Xcel and the DNR worked together to cover places on land where the pollutants were bubbling to
the surface. And Xcel is slowly pumping the tars out of the deep aquifer that runs under the old
coal plant and into the bay.


The problem right now is the bay itself. The pollutants have settled on the bottom, and whenever
there’s a northeast wind, they get churned up and rise to the surface.


Since the bay is listed as a Superfund site, the EPA is in charge. The federal agency says Xcel will
have to pay for most of the cleanup. So the EPA wants Xcel to figure out how the pollution should
be cleaned up.


Ashland’s mayor, Fred Schnook, doesn’t like that idea. He says Xcel is looking for the cheapest
way to clean up the site.


“Xcel’s fighting any kind of dredging that has to take place. Some of the options include capping
and other remediation that would be a heck of a lot cheaper than dredging. And again, it’s
understandable what Xcel is doing, they have a profit motive at stake here.”


Schnook says he’s looking out for Ashland.

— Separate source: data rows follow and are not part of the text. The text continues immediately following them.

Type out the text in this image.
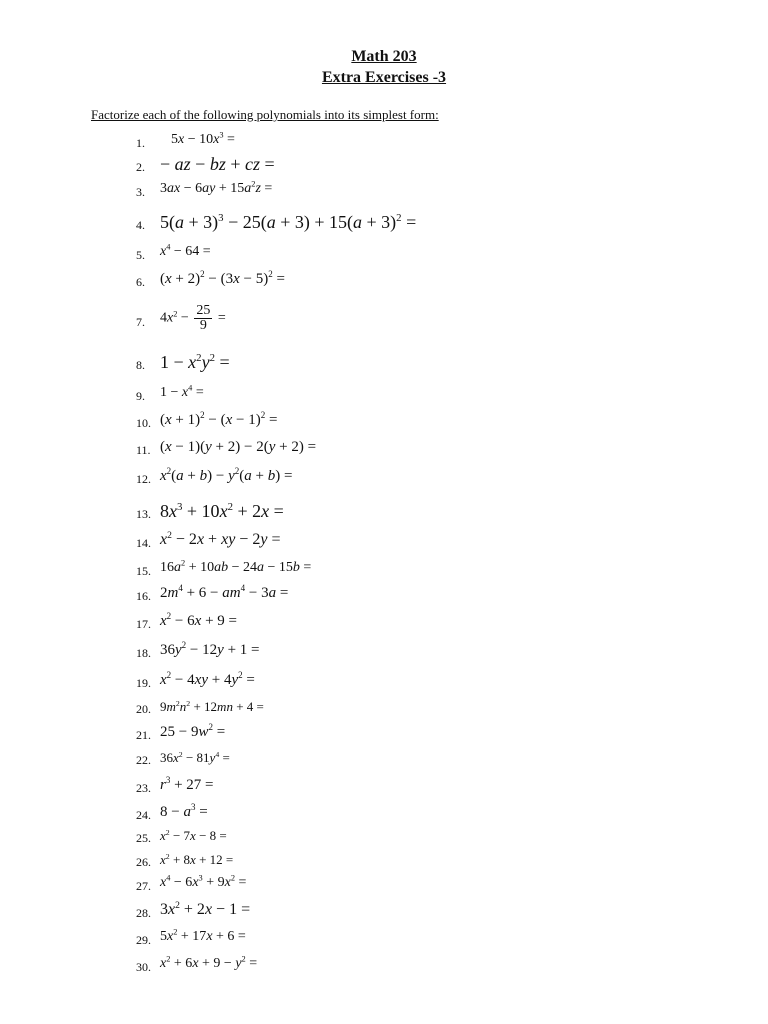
Math 203
Extra Exercises -3
Factorize each of the following polynomials into its simplest form:
1. $5x - 10x^3$ =
2. − az − bz + cz =
3. $3ax - 6ay + 15a^2z$ =
4. $5(a + 3)^3 - 25(a + 3) + 15(a + 3)^2$ =
5. $x^4 - 64$ =
6. $(x + 2)^2 - (3x - 5)^2$ =
7. $4x^2 - \frac{25}{9}$ =
8. $1 - x^2y^2$ =
9. $1 - x^4$ =
10. $(x + 1)^2 - (x - 1)^2$ =
11. (x − 1)(y + 2) − 2(y + 2) =
12. $x^2(a + b) - y^2(a + b)$ =
13. $8x^3 + 10x^2 + 2x$ =
14. $x^2 - 2x$ + xy − 2y =
15. $16a^2 + 10ab - 24a - 15b$ =
16. $2m^4 + 6 - am^4 - 3a$ =
17. $x^2 - 6x + 9$ =
18. $36y^2 - 12y + 1$ =
19. $x^2 - 4xy + 4y^2$ =
20. $9m^2n^2 + 12mn + 4$ =
21. $25 - 9w^2$ =
22. $36x^2 - 81y^4$ =
23. $r^3 + 27$ =
24. $8 - a^3$ =
25. $x^2 - 7x - 8$ =
26. $x^2 + 8x + 12$ =
27. $x^4 - 6x^3 + 9x^2$ =
28. $3x^2 + 2x - 1$ =
29. $5x^2 + 17x + 6$ =
30. $x^2 + 6x + 9 - y^2$ =
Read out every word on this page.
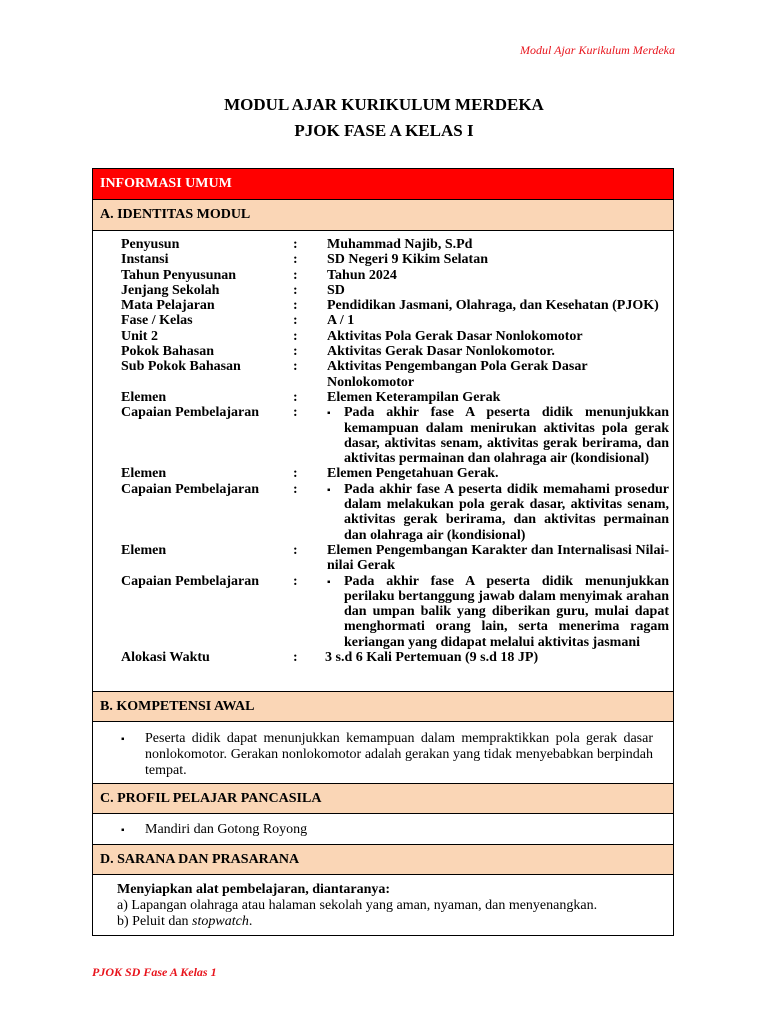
Modul Ajar Kurikulum Merdeka
MODUL AJAR KURIKULUM MERDEKA
PJOK FASE A KELAS I
INFORMASI UMUM
A. IDENTITAS MODUL
Penyusun	:	Muhammad Najib, S.Pd
Instansi	:	SD Negeri 9 Kikim Selatan
Tahun Penyusunan	:	Tahun 2024
Jenjang Sekolah	:	SD
Mata Pelajaran	:	Pendidikan Jasmani, Olahraga, dan Kesehatan (PJOK)
Fase / Kelas	:	A / 1
Unit 2	:	Aktivitas Pola Gerak Dasar Nonlokomotor
Pokok Bahasan	:	Aktivitas Gerak Dasar Nonlokomotor.
Sub Pokok Bahasan	:	Aktivitas Pengembangan Pola Gerak Dasar Nonlokomotor
Elemen	:	Elemen Keterampilan Gerak
Capaian Pembelajaran	:	▪ Pada akhir fase A peserta didik menunjukkan kemampuan dalam menirukan aktivitas pola gerak dasar, aktivitas senam, aktivitas gerak berirama, dan aktivitas permainan dan olahraga air (kondisional)
Elemen	:	Elemen Pengetahuan Gerak.
Capaian Pembelajaran	:	▪ Pada akhir fase A peserta didik memahami prosedur dalam melakukan pola gerak dasar, aktivitas senam, aktivitas gerak berirama, dan aktivitas permainan dan olahraga air (kondisional)
Elemen	:	Elemen Pengembangan Karakter dan Internalisasi Nilai- nilai Gerak
Capaian Pembelajaran	:	▪ Pada akhir fase A peserta didik menunjukkan perilaku bertanggung jawab dalam menyimak arahan dan umpan balik yang diberikan guru, mulai dapat menghormati orang lain, serta menerima ragam keriangan yang didapat melalui aktivitas jasmani
Alokasi Waktu	:	3 s.d 6 Kali Pertemuan (9 s.d 18 JP)
B. KOMPETENSI AWAL
▪	Peserta didik dapat menunjukkan kemampuan dalam mempraktikkan pola gerak dasar nonlokomotor. Gerakan nonlokomotor adalah gerakan yang tidak menyebabkan berpindah tempat.
C. PROFIL PELAJAR PANCASILA
▪	Mandiri dan Gotong Royong
D. SARANA DAN PRASARANA
Menyiapkan alat pembelajaran, diantaranya:
a) Lapangan olahraga atau halaman sekolah yang aman, nyaman, dan menyenangkan.
b) Peluit dan stopwatch.
PJOK SD Fase A Kelas 1
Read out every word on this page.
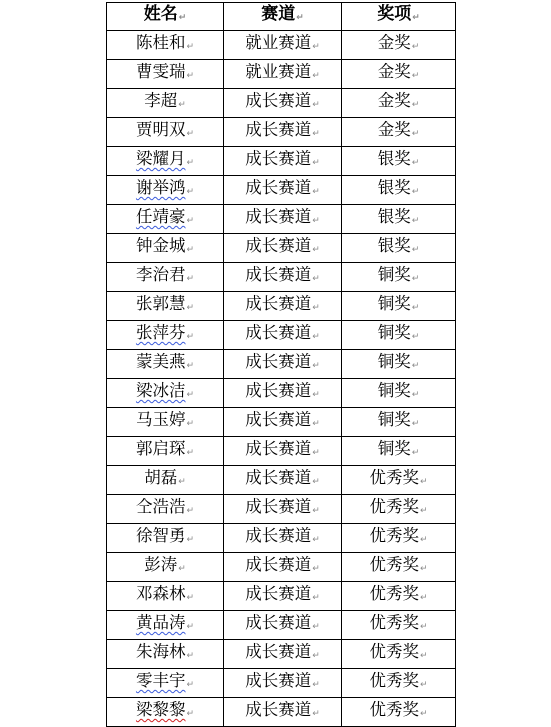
姓名↵	赛道↵	奖项↵
陈桂和↵	就业赛道↵	金奖↵
曹雯瑞↵	就业赛道↵	金奖↵
李超↵	成长赛道↵	金奖↵
贾明双↵	成长赛道↵	金奖↵
梁耀月↵	成长赛道↵	银奖↵
谢举鸿↵	成长赛道↵	银奖↵
任靖豪↵	成长赛道↵	银奖↵
钟金城↵	成长赛道↵	银奖↵
李治君↵	成长赛道↵	铜奖↵
张郭慧↵	成长赛道↵	铜奖↵
张萍芬↵	成长赛道↵	铜奖↵
蒙美燕↵	成长赛道↵	铜奖↵
梁冰洁↵	成长赛道↵	铜奖↵
马玉婷↵	成长赛道↵	铜奖↵
郭启琛↵	成长赛道↵	铜奖↵
胡磊↵	成长赛道↵	优秀奖↵
仝浩浩↵	成长赛道↵	优秀奖↵
徐智勇↵	成长赛道↵	优秀奖↵
彭涛↵	成长赛道↵	优秀奖↵
邓森林↵	成长赛道↵	优秀奖↵
黄品涛↵	成长赛道↵	优秀奖↵
朱海林↵	成长赛道↵	优秀奖↵
零丰宇↵	成长赛道↵	优秀奖↵
梁黎黎↵	成长赛道↵	优秀奖↵
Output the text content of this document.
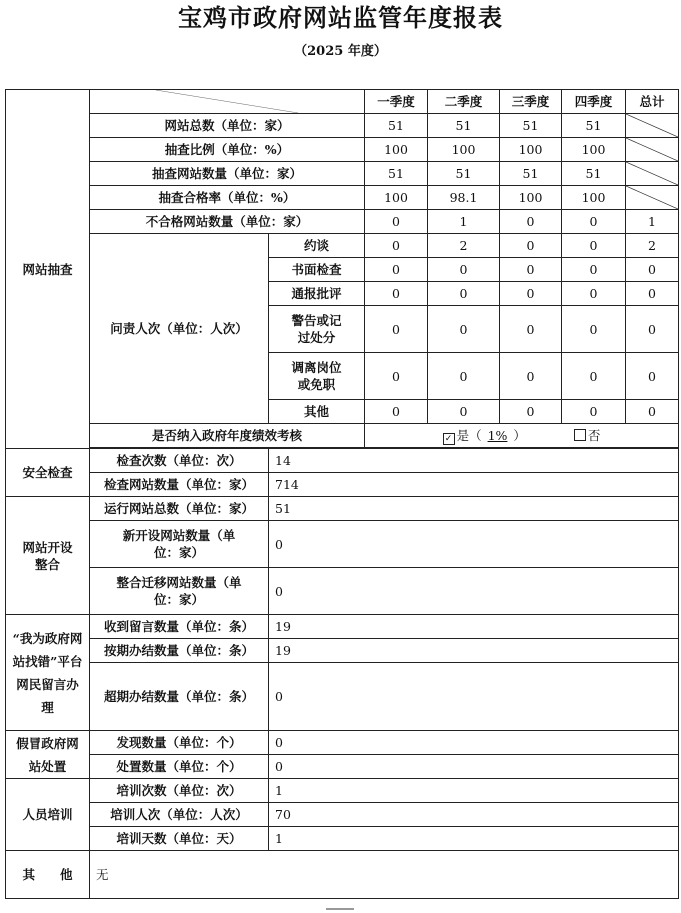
宝鸡市政府网站监管年度报表
（2025 年度）
网站抽查			一季度	二季度	三季度	四季度	总计
	网站总数（单位：家）		51	51	51	51	

	抽查比例（单位：%）		100	100	100	100	

	抽查网站数量（单位：家）		51	51	51	51	

	抽查合格率（单位：%）		100	98.1	100	100	

	不合格网站数量（单位：家）		0	1	0	0	1
	问责人次（单位：人次）	约谈	0	2	0	0	2
		书面检查	0	0	0	0	0
		通报批评	0	0	0	0	0
		警告或记过处分	0	0	0	0	0
		调离岗位或免职	0	0	0	0	0
		其他	0	0	0	0	0
	是否纳入政府年度绩效考核		✓ 是（ 1% ） 否				

安全检查	检查次数（单位：次）	14					
	检查网站数量（单位：家）	714					
网站开设整合	运行网站总数（单位：家）	51					
	新开设网站数量（单位：家）	0					
	整合迁移网站数量（单位：家）	0					
“我为政府网站找错”平台网民留言办理	收到留言数量（单位：条）	19					
	按期办结数量（单位：条）	19					
	超期办结数量（单位：条）	0					
假冒政府网站处置	发现数量（单位：个）	0					
	处置数量（单位：个）	0					
人员培训	培训次数（单位：次）	1					
	培训人次（单位：人次）	70					
	培训天数（单位：天）	1					
其　　他	无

He says Xcel doesn’t have the same motivation to
move quickly and do a thorough cleanup.


But pollution cleanups only get more expensive as time goes by. Jerry Winslow has worked on
several other manufactured gas sites. He says they weren’t so complicated to clean up, because
they weren’t sitting next to a lake.


“You don’t have to worry about the fish, the terns, the birds, the whole ecosystem, the worms, etc.
etc. Here we need to worry about that.”


Winslow says Xcel won’t have plans for a clean-up for at least two more years.


But Ashland mayor Fred Schnook says he’ll push the company to move faster. And he’ll be
keeping a close eye on its work. He says Ashland’s future depends on a clean Chequamegon Bay.


For the Great Lakes Radio Consortium, I’m Stephanie Hemphill.